Coord Co-Founder and CEO Stephen Smyth told Government Technology that the company extrapolates sign text and other information from those photos and recordings to map curb rules and regulation data, which are available through Coord’s other product, Curbs API, typically for fleet operators. Curbs API currently supports Seattle, San Francisco, Los Angeles and New York, with work on San Diego, Austin, Texas, and Miami underway, and Smyth hopes to add top-20 metro areas across America to the platform by the end of 2019.
Coord has framed its work largely as a data-gathering operation in light of a boom in alternative transportation, and therefore new curbside uses, from bikes, e-bikes, scooters, autonomous vehicles and ride-share companies.
In a blog post, Smyth said Open Curbs — which strictly maps physical assets, but includes photos of parking signs with more information — is intended for city agencies, engineering firms, mobility providers, community groups and anyone else who might want to maintain or design solutions for those spaces.
It’s also about trying to create a standardized model for curb data and mapping, which can vary widely in format and function from one city to another.
“We want to basically put forward our point of view for how to represent curb asset data and also to have others offer their contributions as well, and really create critical mass around this thing called ‘curb data,’ which has so far been generally non-existent, and where it does exist, non-standardized, so it’s very difficult to work with,” Smyth said. “We certainly are interested in integrating with industry standard mapping tools, because that’s how a lot of city agencies and engineering firms communicate.”
Although Coord promotes its curb asset data as useful for urban planning, Smyth granted that it would be more useful if combined with curb use data — who’s using the curb, when and for what.
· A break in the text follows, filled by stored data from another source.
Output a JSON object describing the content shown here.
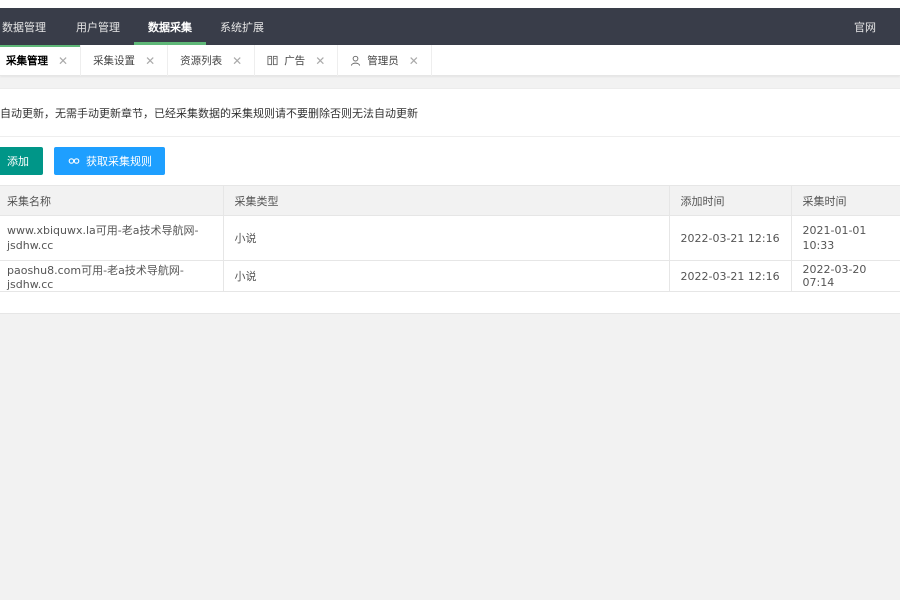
{
  "topnav": {
    "items": [
      "数据管理",
      "用户管理",
      "数据采集",
      "系统扩展"
    ],
    "active_index": 2,
    "right_link": "官网"
  },
  "tabs": [
    {
      "label": "采集管理",
      "icon": "",
      "active": true
    },
    {
      "label": "采集设置",
      "icon": ""
    },
    {
      "label": "资源列表",
      "icon": ""
    },
    {
      "label": "广告",
      "icon": "book-icon"
    },
    {
      "label": "管理员",
      "icon": "user-icon"
    }
  ],
  "notice": "自动更新，无需手动更新章节，已经采集数据的采集规则请不要删除否则无法自动更新",
  "buttons": {
    "add_label": "添加",
    "fetch_label": "获取采集规则",
    "add_color": "#009688",
    "fetch_color": "#1e9fff"
  },
  "table": {
    "headers": [
      "采集名称",
      "采集类型",
      "添加时间",
      "采集时间"
    ],
    "rows": [
      [
        "www.xbiquwx.la可用-老a技术导航网-jsdhw.cc",
        "小说",
        "2022-03-21 12:16",
        "2021-01-01 10:33"
      ],
      [
        "paoshu8.com可用-老a技术导航网-jsdhw.cc",
        "小说",
        "2022-03-21 12:16",
        "2022-03-20 07:14"
      ]
    ]
  },
  "colors": {
    "topnav_bg": "#393d49",
    "accent": "#5fb878"
  }
}
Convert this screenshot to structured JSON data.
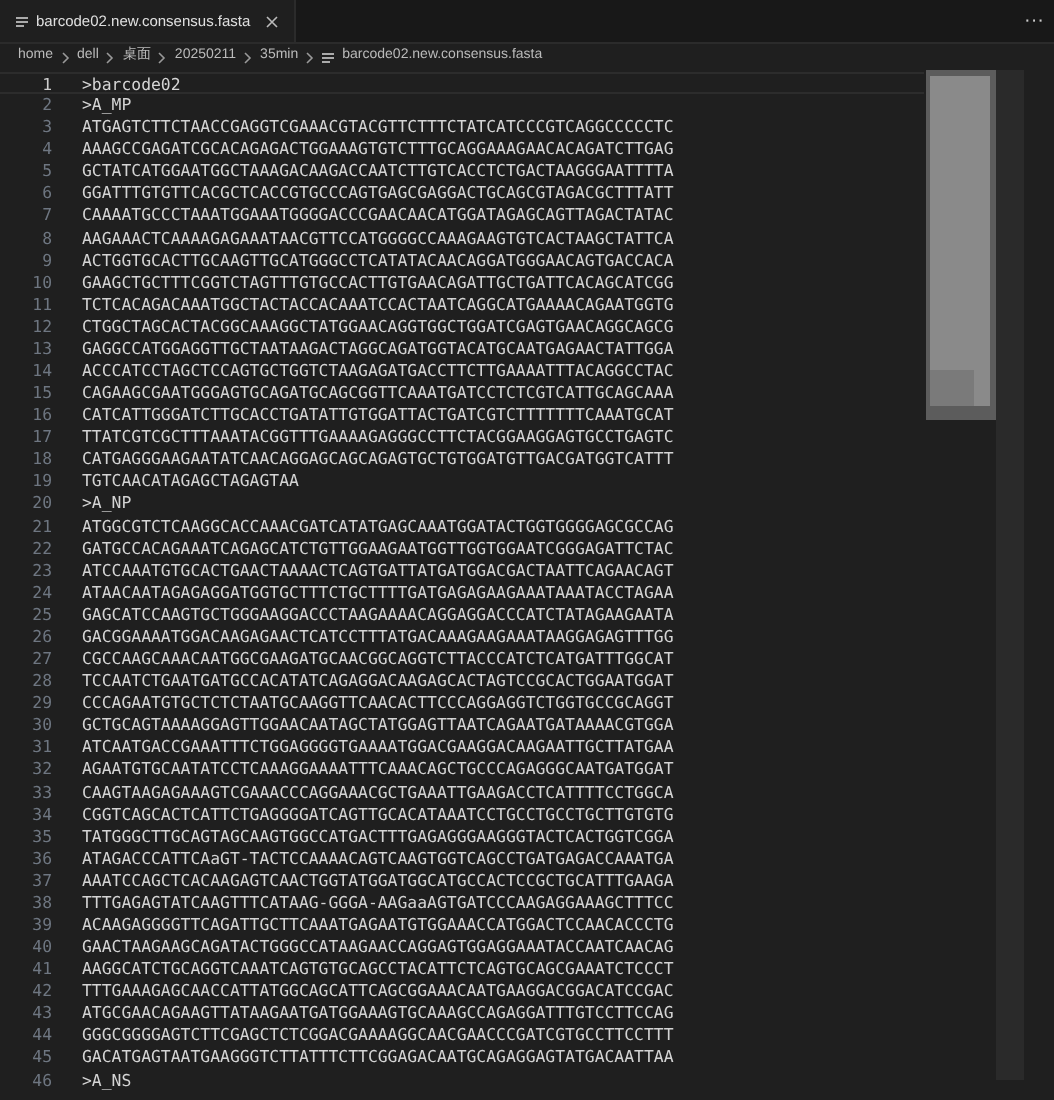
{
  "tabs": [
    {
      "label": "barcode02.new.consensus.fasta",
      "selected": true
    }
  ],
  "more_actions": "···",
  "breadcrumb": [
    "home",
    "dell",
    "桌面",
    "20250211",
    "35min",
    "barcode02.new.consensus.fasta"
  ],
  "lines": [
    {
      "number": "1",
      "text": ">barcode02",
      "active": true
    },
    {
      "number": "2",
      "text": ">A_MP",
      "active": false
    },
    {
      "number": "3",
      "text": "ATGAGTCTTCTAACCGAGGTCGAAACGTACGTTCTTTCTATCATCCCGTCAGGCCCCCTC",
      "active": false
    },
    {
      "number": "4",
      "text": "AAAGCCGAGATCGCACAGAGACTGGAAAGTGTCTTTGCAGGAAAGAACACAGATCTTGAG",
      "active": false
    },
    {
      "number": "5",
      "text": "GCTATCATGGAATGGCTAAAGACAAGACCAATCTTGTCACCTCTGACTAAGGGAATTTTA",
      "active": false
    },
    {
      "number": "6",
      "text": "GGATTTGTGTTCACGCTCACCGTGCCCAGTGAGCGAGGACTGCAGCGTAGACGCTTTATT",
      "active": false
    },
    {
      "number": "7",
      "text": "CAAAATGCCCTAAATGGAAATGGGGACCCGAACAACATGGATAGAGCAGTTAGACTATAC",
      "active": false
    },
    {
      "number": "8",
      "text": "AAGAAACTCAAAAGAGAAATAACGTTCCATGGGGCCAAAGAAGTGTCACTAAGCTATTCA",
      "active": false
    },
    {
      "number": "9",
      "text": "ACTGGTGCACTTGCAAGTTGCATGGGCCTCATATACAACAGGATGGGAACAGTGACCACA",
      "active": false
    },
    {
      "number": "10",
      "text": "GAAGCTGCTTTCGGTCTAGTTTGTGCCACTTGTGAACAGATTGCTGATTCACAGCATCGG",
      "active": false
    },
    {
      "number": "11",
      "text": "TCTCACAGACAAATGGCTACTACCACAAATCCACTAATCAGGCATGAAAACAGAATGGTG",
      "active": false
    },
    {
      "number": "12",
      "text": "CTGGCTAGCACTACGGCAAAGGCTATGGAACAGGTGGCTGGATCGAGTGAACAGGCAGCG",
      "active": false
    },
    {
      "number": "13",
      "text": "GAGGCCATGGAGGTTGCTAATAAGACTAGGCAGATGGTACATGCAATGAGAACTATTGGA",
      "active": false
    },
    {
      "number": "14",
      "text": "ACCCATCCTAGCTCCAGTGCTGGTCTAAGAGATGACCTTCTTGAAAATTTACAGGCCTAC",
      "active": false
    },
    {
      "number": "15",
      "text": "CAGAAGCGAATGGGAGTGCAGATGCAGCGGTTCAAATGATCCTCTCGTCATTGCAGCAAA",
      "active": false
    },
    {
      "number": "16",
      "text": "CATCATTGGGATCTTGCACCTGATATTGTGGATTACTGATCGTCTTTTTTTCAAATGCAT",
      "active": false
    },
    {
      "number": "17",
      "text": "TTATCGTCGCTTTAAATACGGTTTGAAAAGAGGGCCTTCTACGGAAGGAGTGCCTGAGTC",
      "active": false
    },
    {
      "number": "18",
      "text": "CATGAGGGAAGAATATCAACAGGAGCAGCAGAGTGCTGTGGATGTTGACGATGGTCATTT",
      "active": false
    },
    {
      "number": "19",
      "text": "TGTCAACATAGAGCTAGAGTAA",
      "active": false
    },
    {
      "number": "20",
      "text": ">A_NP",
      "active": false
    },
    {
      "number": "21",
      "text": "ATGGCGTCTCAAGGCACCAAACGATCATATGAGCAAATGGATACTGGTGGGGAGCGCCAG",
      "active": false
    },
    {
      "number": "22",
      "text": "GATGCCACAGAAATCAGAGCATCTGTTGGAAGAATGGTTGGTGGAATCGGGAGATTCTAC",
      "active": false
    },
    {
      "number": "23",
      "text": "ATCCAAATGTGCACTGAACTAAAACTCAGTGATTATGATGGACGACTAATTCAGAACAGT",
      "active": false
    },
    {
      "number": "24",
      "text": "ATAACAATAGAGAGGATGGTGCTTTCTGCTTTTGATGAGAGAAGAAATAAATACCTAGAA",
      "active": false
    },
    {
      "number": "25",
      "text": "GAGCATCCAAGTGCTGGGAAGGACCCTAAGAAAACAGGAGGACCCATCTATAGAAGAATA",
      "active": false
    },
    {
      "number": "26",
      "text": "GACGGAAAATGGACAAGAGAACTCATCCTTTATGACAAAGAAGAAATAAGGAGAGTTTGG",
      "active": false
    },
    {
      "number": "27",
      "text": "CGCCAAGCAAACAATGGCGAAGATGCAACGGCAGGTCTTACCCATCTCATGATTTGGCAT",
      "active": false
    },
    {
      "number": "28",
      "text": "TCCAATCTGAATGATGCCACATATCAGAGGACAAGAGCACTAGTCCGCACTGGAATGGAT",
      "active": false
    },
    {
      "number": "29",
      "text": "CCCAGAATGTGCTCTCTAATGCAAGGTTCAACACTTCCCAGGAGGTCTGGTGCCGCAGGT",
      "active": false
    },
    {
      "number": "30",
      "text": "GCTGCAGTAAAAGGAGTTGGAACAATAGCTATGGAGTTAATCAGAATGATAAAACGTGGA",
      "active": false
    },
    {
      "number": "31",
      "text": "ATCAATGACCGAAATTTCTGGAGGGGTGAAAATGGACGAAGGACAAGAATTGCTTATGAA",
      "active": false
    },
    {
      "number": "32",
      "text": "AGAATGTGCAATATCCTCAAAGGAAAATTTCAAACAGCTGCCCAGAGGGCAATGATGGAT",
      "active": false
    },
    {
      "number": "33",
      "text": "CAAGTAAGAGAAAGTCGAAACCCAGGAAACGCTGAAATTGAAGACCTCATTTTCCTGGCA",
      "active": false
    },
    {
      "number": "34",
      "text": "CGGTCAGCACTCATTCTGAGGGGATCAGTTGCACATAAATCCTGCCTGCCTGCTTGTGTG",
      "active": false
    },
    {
      "number": "35",
      "text": "TATGGGCTTGCAGTAGCAAGTGGCCATGACTTTGAGAGGGAAGGGTACTCACTGGTCGGA",
      "active": false
    },
    {
      "number": "36",
      "text": "ATAGACCCATTCAaGT-TACTCCAAAACAGTCAAGTGGTCAGCCTGATGAGACCAAATGA",
      "active": false
    },
    {
      "number": "37",
      "text": "AAATCCAGCTCACAAGAGTCAACTGGTATGGATGGCATGCCACTCCGCTGCATTTGAAGA",
      "active": false
    },
    {
      "number": "38",
      "text": "TTTGAGAGTATCAAGTTTCATAAG-GGGA-AAGaaAGTGATCCCAAGAGGAAAGCTTTCC",
      "active": false
    },
    {
      "number": "39",
      "text": "ACAAGAGGGGTTCAGATTGCTTCAAATGAGAATGTGGAAACCATGGACTCCAACACCCTG",
      "active": false
    },
    {
      "number": "40",
      "text": "GAACTAAGAAGCAGATACTGGGCCATAAGAACCAGGAGTGGAGGAAATACCAATCAACAG",
      "active": false
    },
    {
      "number": "41",
      "text": "AAGGCATCTGCAGGTCAAATCAGTGTGCAGCCTACATTCTCAGTGCAGCGAAATCTCCCT",
      "active": false
    },
    {
      "number": "42",
      "text": "TTTGAAAGAGCAACCATTATGGCAGCATTCAGCGGAAACAATGAAGGACGGACATCCGAC",
      "active": false
    },
    {
      "number": "43",
      "text": "ATGCGAACAGAAGTTATAAGAATGATGGAAAGTGCAAAGCCAGAGGATTTGTCCTTCCAG",
      "active": false
    },
    {
      "number": "44",
      "text": "GGGCGGGGAGTCTTCGAGCTCTCGGACGAAAAGGCAACGAACCCGATCGTGCCTTCCTTT",
      "active": false
    },
    {
      "number": "45",
      "text": "GACATGAGTAATGAAGGGTCTTATTTCTTCGGAGACAATGCAGAGGAGTATGACAATTAA",
      "active": false
    },
    {
      "number": "46",
      "text": ">A_NS",
      "active": false
    }
  ]
}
Ideally, cities need both data sets to decide how to change their parking spaces, bike lanes and so forth. But Smyth said Coord is focused on the “supply” side of the mobility issue for now, meaning fixed assets and infrastructure, with “demand” from moving assets, meaning vehicles, to be studied later.
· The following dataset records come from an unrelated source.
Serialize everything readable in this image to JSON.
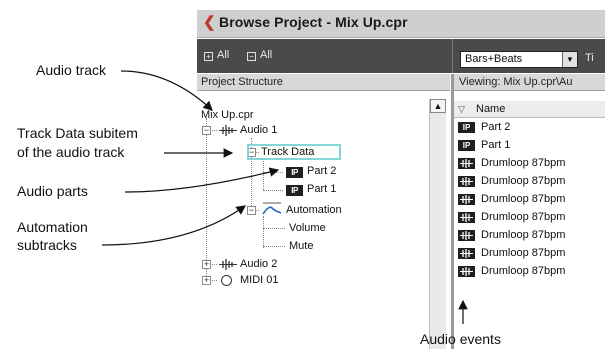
{
  "window": {
    "title": "Browse Project - Mix Up.cpr",
    "title_icon": "cubase-logo-icon"
  },
  "toolbar": {
    "expand_all": "All",
    "collapse_all": "All",
    "time_format": "Bars+Beats",
    "cut_text": "Ti"
  },
  "left_pane": {
    "header": "Project Structure",
    "tree": {
      "root": "Mix Up.cpr",
      "audio1": "Audio 1",
      "track_data": "Track Data",
      "part2": "Part 2",
      "part1": "Part 1",
      "automation": "Automation",
      "volume": "Volume",
      "mute": "Mute",
      "audio2": "Audio 2",
      "midi": "MIDI 01"
    }
  },
  "right_pane": {
    "viewing": "Viewing: Mix Up.cpr\\Au",
    "column_name": "Name",
    "rows": [
      {
        "label": "Part 2",
        "icon": "IP"
      },
      {
        "label": "Part 1",
        "icon": "IP"
      },
      {
        "label": "Drumloop 87bpm",
        "icon": "W"
      },
      {
        "label": "Drumloop 87bpm",
        "icon": "W"
      },
      {
        "label": "Drumloop 87bpm",
        "icon": "W"
      },
      {
        "label": "Drumloop 87bpm",
        "icon": "W"
      },
      {
        "label": "Drumloop 87bpm",
        "icon": "W"
      },
      {
        "label": "Drumloop 87bpm",
        "icon": "W"
      },
      {
        "label": "Drumloop 87bpm",
        "icon": "W"
      }
    ]
  },
  "callouts": {
    "audio_track": "Audio track",
    "track_data_line1": "Track Data subitem",
    "track_data_line2": "of the audio track",
    "audio_parts": "Audio parts",
    "automation_line1": "Automation",
    "automation_line2": "subtracks",
    "audio_events": "Audio events"
  }
}
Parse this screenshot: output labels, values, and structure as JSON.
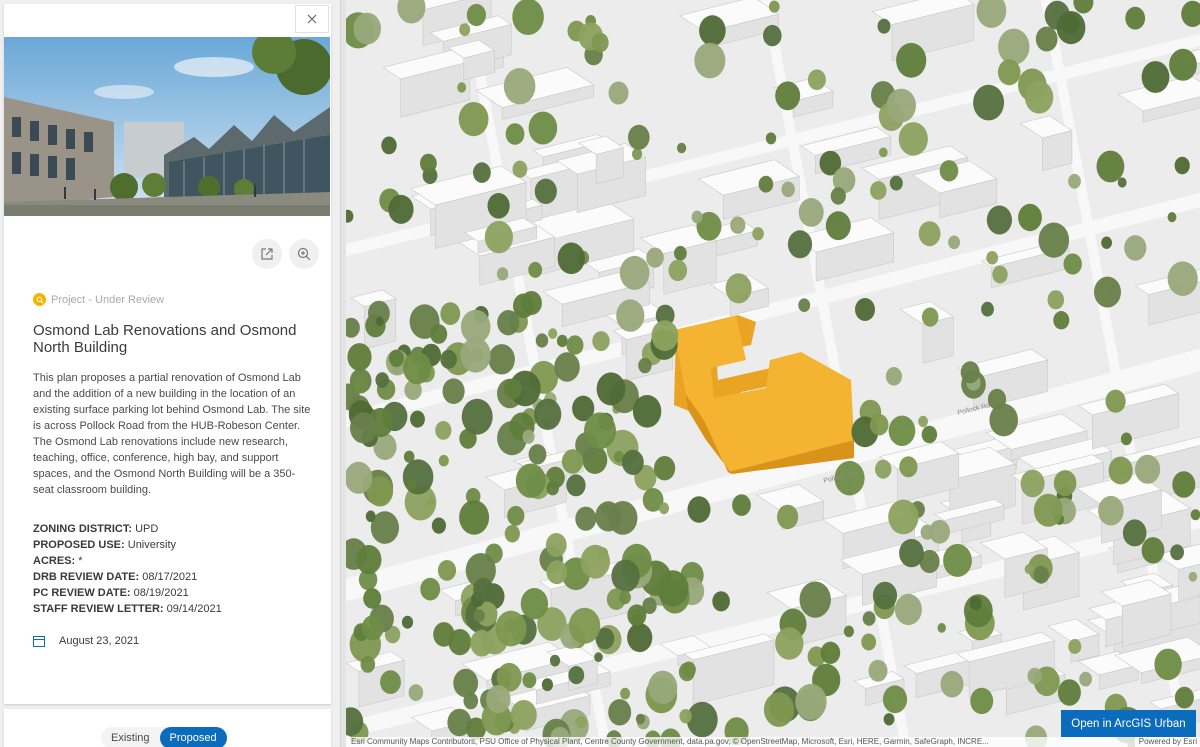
{
  "panel": {
    "close_icon": "close-icon",
    "image_alt": "Osmond building rendering",
    "actions": {
      "open_icon": "external-link-icon",
      "zoom_icon": "zoom-in-icon"
    },
    "status": "Project - Under Review",
    "title": "Osmond Lab Renovations and Osmond North Building",
    "description": "This plan proposes a partial renovation of Osmond Lab and the addition of a new building in the location of an existing surface parking lot behind Osmond Lab. The site is across Pollock Road from the HUB-Robeson Center. The Osmond Lab renovations include new research, teaching, office, conference, high bay, and support spaces, and the Osmond North Building will be a 350-seat classroom building.",
    "fields": [
      {
        "label": "ZONING DISTRICT:",
        "value": "UPD"
      },
      {
        "label": "PROPOSED USE:",
        "value": "University"
      },
      {
        "label": "ACRES:",
        "value": "*"
      },
      {
        "label": "DRB REVIEW DATE:",
        "value": "08/17/2021"
      },
      {
        "label": "PC REVIEW DATE:",
        "value": "08/19/2021"
      },
      {
        "label": "STAFF REVIEW LETTER:",
        "value": "09/14/2021"
      }
    ],
    "date": "August 23, 2021",
    "toggle": {
      "existing": "Existing",
      "proposed": "Proposed",
      "selected": "Proposed"
    }
  },
  "map": {
    "open_button": "Open in ArcGIS Urban",
    "street_labels": [
      "Pollock Rd",
      "Pollock Rd"
    ],
    "attribution": "Esri Community Maps Contributors, PSU Office of Physical Plant, Centre County Government, data.pa.gov, © OpenStreetMap, Microsoft, Esri, HERE, Garmin, SafeGraph, INCRE...",
    "powered_by": "Powered by Esri"
  },
  "colors": {
    "accent": "#0b6bbd",
    "status": "#f4b400",
    "proposed_building": "#f5b332"
  }
}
But they’re working on it.
“When it comes to building out a digital platform like this, you generally need to start with the supply before you can layer on the demand,” he said. “We already have a feature that supports what are called utilization studies, in the parking world. These are studies that are not only counting the number of vehicles along a curb at a given time, and they do multiple passes over hours and days to basically get a sense of the demand along the curb, but our technology also enables recognition technology to uniquely identify a vehicle, to see how a given vehicle uses a curb over time.”
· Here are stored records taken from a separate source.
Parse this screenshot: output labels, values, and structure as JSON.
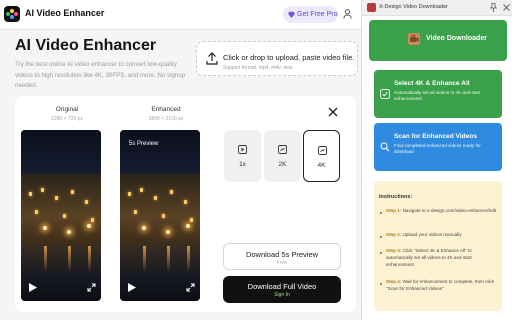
{
  "header": {
    "app_name": "AI Video Enhancer",
    "pro_label": "Get Free Pro"
  },
  "hero": {
    "title": "AI Video Enhancer",
    "description": "Try the best online AI video enhancer to convert low-quality videos to high resolution like 4K, 30FPS, and more. No signup needed."
  },
  "upload": {
    "main": "Click or drop to upload, paste video file.",
    "sub": "Support format: mp4, m4v, mov"
  },
  "compare": {
    "original_label": "Original",
    "original_res": "1280 × 720 px",
    "enhanced_label": "Enhanced",
    "enhanced_res": "3840 × 2160 px",
    "preview_tag": "5s Preview"
  },
  "resolutions": [
    {
      "label": "1x",
      "icon": "play-icon",
      "selected": false
    },
    {
      "label": "2K",
      "icon": "2k-icon",
      "selected": false
    },
    {
      "label": "4K",
      "icon": "4k-icon",
      "selected": true
    }
  ],
  "actions": {
    "preview_label": "Download 5s Preview",
    "preview_sub": "Free",
    "full_label": "Download Full Video",
    "full_sub": "Sign In"
  },
  "extension": {
    "title": "X-Design Video Downloader",
    "header": "Video Downloader",
    "cards": [
      {
        "title": "Select 4K & Enhance All",
        "desc": "Automatically set all videos to 4K and start enhancement",
        "color": "#3aa04a",
        "icon": "enhance-icon"
      },
      {
        "title": "Scan for Enhanced Videos",
        "desc": "Find completed enhanced videos ready for download",
        "color": "#2f8be0",
        "icon": "search-icon"
      }
    ],
    "instructions_title": "Instructions:",
    "steps": [
      {
        "label": "Step 1:",
        "text": "Navigate to x-design.com/video-enhancer/edit"
      },
      {
        "label": "Step 2:",
        "text": "Upload your videos manually"
      },
      {
        "label": "Step 3:",
        "text": "Click \"Select 4K & Enhance All\" to automatically set all videos to 4K and start enhancement"
      },
      {
        "label": "Step 4:",
        "text": "Wait for enhancement to complete, then click \"Scan for Enhanced Videos\""
      }
    ]
  }
}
Smyth said Coord is also developing data analytics tools for Open Curbs to query and visualize asset-level and regulation-level data by category.
For an example of a city already using this sort of information to address traffic problems at scale, Smyth pointed to Seattle, which conducts a utilization study of all of its metered parking every spring, then updates meter prices in the fall to motivate specific occupancy rates in busy lots.
To plan for new mobility options, he pointed out that some cities have also started requiring alternative-mobility companies to provide real-time local data on their vehicles.